4. Followers of the work of Kulisch and Miranker would demand that
   the sum be computed with JUST ONE rounding error -- a facility
   provided by the ACRITH package in some IBM hardware and other
   software.

Option 4 is the most accurate, but its cost is high given the range
of the IEEE double format.  Options 1-3 are fastest on their
respective architectures, with 3 almost certainly likely to be the
most accurate of them.

Who will decide what's right and how much who must pay to get this
right result?

The question is even more subtle in the realm of transcendental
functions like cos() or exp(), some of which require argument
reduction, too.  Not even Prof. W. Kahan of U. C. Berkeley,
who received the ACM Turing Award for his work on the IEEE standard
and his numerical nit-pickiness, could want to sit on such a
Numerical Governing Board.

And if the issue isn't sufficiently intractable mathematically,
consider the forces of the marketplace, in which faster code,
often at the expense of some accuracy but quite often without
sacrificing key properties like monotonicity, can create its
own market.

Identical results from any but the simplest expressions are
a hopeless cause.  An attempt at such a rigid standard could
lead to a specification conformed to only by the implementation
blessed with the choice of the "right" result of any computation.

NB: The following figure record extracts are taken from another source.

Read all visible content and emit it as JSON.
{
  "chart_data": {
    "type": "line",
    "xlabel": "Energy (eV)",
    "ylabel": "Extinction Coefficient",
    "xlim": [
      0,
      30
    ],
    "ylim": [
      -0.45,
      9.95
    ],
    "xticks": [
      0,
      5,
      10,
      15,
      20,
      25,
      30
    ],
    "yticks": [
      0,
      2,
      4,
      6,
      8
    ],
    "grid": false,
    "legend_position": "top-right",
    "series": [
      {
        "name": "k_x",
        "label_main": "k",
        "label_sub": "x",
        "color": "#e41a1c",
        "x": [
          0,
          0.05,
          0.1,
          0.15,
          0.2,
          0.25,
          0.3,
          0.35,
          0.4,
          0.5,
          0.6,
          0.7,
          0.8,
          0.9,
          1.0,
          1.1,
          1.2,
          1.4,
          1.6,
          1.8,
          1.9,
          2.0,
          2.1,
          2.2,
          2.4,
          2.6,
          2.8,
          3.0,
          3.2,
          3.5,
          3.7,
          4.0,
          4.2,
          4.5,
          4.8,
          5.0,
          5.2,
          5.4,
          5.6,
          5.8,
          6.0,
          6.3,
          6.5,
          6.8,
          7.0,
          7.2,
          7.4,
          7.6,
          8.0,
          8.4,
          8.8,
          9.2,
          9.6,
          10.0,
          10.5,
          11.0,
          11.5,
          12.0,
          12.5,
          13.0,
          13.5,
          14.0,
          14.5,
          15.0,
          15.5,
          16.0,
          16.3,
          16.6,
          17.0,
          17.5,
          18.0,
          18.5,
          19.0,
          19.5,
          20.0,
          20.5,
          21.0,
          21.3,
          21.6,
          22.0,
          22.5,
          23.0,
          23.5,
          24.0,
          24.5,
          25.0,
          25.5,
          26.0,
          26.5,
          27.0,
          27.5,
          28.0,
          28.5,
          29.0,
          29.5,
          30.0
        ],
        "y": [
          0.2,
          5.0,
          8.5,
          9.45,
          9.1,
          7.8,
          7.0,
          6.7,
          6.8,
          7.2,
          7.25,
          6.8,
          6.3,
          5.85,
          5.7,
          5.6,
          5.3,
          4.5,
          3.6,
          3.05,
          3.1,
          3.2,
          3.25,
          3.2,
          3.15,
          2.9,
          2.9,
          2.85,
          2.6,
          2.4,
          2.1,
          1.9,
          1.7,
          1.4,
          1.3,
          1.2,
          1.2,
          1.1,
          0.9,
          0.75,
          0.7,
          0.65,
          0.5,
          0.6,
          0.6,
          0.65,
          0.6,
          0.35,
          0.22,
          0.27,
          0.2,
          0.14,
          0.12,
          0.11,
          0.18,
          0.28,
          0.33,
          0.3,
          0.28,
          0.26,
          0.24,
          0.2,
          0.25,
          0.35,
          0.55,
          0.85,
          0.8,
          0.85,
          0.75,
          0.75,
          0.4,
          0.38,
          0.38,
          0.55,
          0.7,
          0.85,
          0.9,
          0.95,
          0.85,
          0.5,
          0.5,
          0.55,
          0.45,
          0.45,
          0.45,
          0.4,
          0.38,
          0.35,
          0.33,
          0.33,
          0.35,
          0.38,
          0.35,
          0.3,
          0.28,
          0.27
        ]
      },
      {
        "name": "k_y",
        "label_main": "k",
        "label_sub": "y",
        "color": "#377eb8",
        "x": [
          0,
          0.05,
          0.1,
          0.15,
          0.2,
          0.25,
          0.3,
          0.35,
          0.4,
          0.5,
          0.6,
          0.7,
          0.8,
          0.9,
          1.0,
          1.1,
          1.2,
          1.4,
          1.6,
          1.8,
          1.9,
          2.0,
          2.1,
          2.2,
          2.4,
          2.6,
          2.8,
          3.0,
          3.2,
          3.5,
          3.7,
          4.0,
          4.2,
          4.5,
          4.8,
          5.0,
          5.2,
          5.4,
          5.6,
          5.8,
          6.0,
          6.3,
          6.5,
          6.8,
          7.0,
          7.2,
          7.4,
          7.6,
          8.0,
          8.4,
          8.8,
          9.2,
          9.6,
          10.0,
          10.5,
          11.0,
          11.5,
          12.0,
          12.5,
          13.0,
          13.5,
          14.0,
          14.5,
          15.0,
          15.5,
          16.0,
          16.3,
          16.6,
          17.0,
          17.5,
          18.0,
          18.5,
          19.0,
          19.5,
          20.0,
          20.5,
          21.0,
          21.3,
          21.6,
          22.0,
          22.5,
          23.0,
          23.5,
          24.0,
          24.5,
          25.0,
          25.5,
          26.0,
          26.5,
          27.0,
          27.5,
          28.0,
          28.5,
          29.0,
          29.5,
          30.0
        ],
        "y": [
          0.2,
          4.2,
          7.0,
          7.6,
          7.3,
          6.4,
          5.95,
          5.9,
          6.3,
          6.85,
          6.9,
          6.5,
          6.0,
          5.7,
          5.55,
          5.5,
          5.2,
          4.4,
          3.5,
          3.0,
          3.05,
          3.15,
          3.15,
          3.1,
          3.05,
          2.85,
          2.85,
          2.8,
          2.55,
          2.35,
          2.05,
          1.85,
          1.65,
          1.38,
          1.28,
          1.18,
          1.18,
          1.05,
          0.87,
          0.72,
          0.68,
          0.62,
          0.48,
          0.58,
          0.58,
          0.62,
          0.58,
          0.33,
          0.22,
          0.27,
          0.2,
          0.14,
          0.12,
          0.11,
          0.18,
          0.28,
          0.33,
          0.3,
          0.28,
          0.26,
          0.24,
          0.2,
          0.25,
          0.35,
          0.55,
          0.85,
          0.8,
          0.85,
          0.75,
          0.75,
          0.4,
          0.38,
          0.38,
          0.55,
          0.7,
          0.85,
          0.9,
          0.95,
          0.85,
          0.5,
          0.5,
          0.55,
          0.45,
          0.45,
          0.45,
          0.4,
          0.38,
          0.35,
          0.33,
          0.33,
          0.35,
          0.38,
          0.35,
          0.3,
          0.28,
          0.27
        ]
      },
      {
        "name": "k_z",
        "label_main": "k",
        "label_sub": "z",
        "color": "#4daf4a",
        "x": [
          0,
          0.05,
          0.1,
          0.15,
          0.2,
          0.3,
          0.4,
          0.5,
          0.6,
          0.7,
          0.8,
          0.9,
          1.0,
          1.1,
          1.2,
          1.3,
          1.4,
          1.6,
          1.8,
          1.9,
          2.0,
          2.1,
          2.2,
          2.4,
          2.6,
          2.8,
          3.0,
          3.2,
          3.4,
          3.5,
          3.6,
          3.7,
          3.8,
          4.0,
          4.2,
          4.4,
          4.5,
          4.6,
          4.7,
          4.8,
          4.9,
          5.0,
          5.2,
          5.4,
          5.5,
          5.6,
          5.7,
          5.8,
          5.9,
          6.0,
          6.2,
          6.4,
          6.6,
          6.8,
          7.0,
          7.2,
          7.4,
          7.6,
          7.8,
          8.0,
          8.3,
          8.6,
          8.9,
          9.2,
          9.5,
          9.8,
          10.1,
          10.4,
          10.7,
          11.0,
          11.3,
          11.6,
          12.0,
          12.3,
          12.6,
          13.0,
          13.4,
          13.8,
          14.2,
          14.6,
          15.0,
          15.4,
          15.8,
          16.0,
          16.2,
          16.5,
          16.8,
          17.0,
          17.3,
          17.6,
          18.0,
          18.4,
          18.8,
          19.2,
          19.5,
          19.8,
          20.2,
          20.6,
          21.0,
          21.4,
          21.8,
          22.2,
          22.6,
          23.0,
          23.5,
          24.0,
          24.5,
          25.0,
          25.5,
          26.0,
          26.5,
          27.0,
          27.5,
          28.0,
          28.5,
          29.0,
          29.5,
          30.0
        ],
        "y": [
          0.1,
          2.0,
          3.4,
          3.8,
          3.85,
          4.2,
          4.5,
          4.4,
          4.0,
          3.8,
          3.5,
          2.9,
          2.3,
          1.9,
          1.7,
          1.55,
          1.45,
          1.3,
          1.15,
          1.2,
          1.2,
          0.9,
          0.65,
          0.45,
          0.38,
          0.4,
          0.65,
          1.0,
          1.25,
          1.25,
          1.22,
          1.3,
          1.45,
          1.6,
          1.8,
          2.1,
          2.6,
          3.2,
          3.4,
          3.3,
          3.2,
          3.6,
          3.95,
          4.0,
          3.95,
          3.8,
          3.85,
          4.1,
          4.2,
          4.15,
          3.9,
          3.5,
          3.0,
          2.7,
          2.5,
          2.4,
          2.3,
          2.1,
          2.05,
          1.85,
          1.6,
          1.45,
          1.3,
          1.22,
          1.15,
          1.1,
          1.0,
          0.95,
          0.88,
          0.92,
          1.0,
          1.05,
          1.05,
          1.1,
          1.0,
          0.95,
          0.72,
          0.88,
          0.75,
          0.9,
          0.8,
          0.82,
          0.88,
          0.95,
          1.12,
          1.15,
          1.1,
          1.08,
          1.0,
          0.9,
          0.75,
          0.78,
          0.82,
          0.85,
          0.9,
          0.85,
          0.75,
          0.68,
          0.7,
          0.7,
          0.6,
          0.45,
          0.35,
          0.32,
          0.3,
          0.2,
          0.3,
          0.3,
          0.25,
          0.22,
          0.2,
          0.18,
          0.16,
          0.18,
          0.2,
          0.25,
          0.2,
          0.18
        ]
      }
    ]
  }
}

Java Can Have Robust, Portable Floating Point Computation

As specified today, Java makes numerical sense only on processors
like Sun's Sparc that support only basic arithmetic on float and
double operands; users of other processors suffer one form of
degradation or another.

Ultimately, one hopes users will strive for a correct answer,
not the same answer.  In over a decade since its adoption, IEEE-754
has driven the industry toward common data formats and higher
quality results.  Over the past seven years, work on the new
C9X standard has exposed techniques to make the features of IEEE
arithmetic available portably.  It's time for the Java community
to take note of that progress, to open the standard to the real
diversity of existing, standard floating point architectures, and
achieve a truly high performance, portable design that is
architecture neutral in a numerically sensible way.

Jerome Coonen
C-Labs
4035 Orme St.
Palo Alto, CA  94306
jeromeabe.com

Background

Jerome T. Coonen received his Ph.D. in mathematics from U. C. Berkeley
for work with W. Kahan on the design and early implementation of the
IEEE binary floating point standard.  He worked at Apple Computer
for a decade and nowadays consults on floating point issues with
Exponential Technology, Metrowerks, Apple, Microsoft, and SunSoft.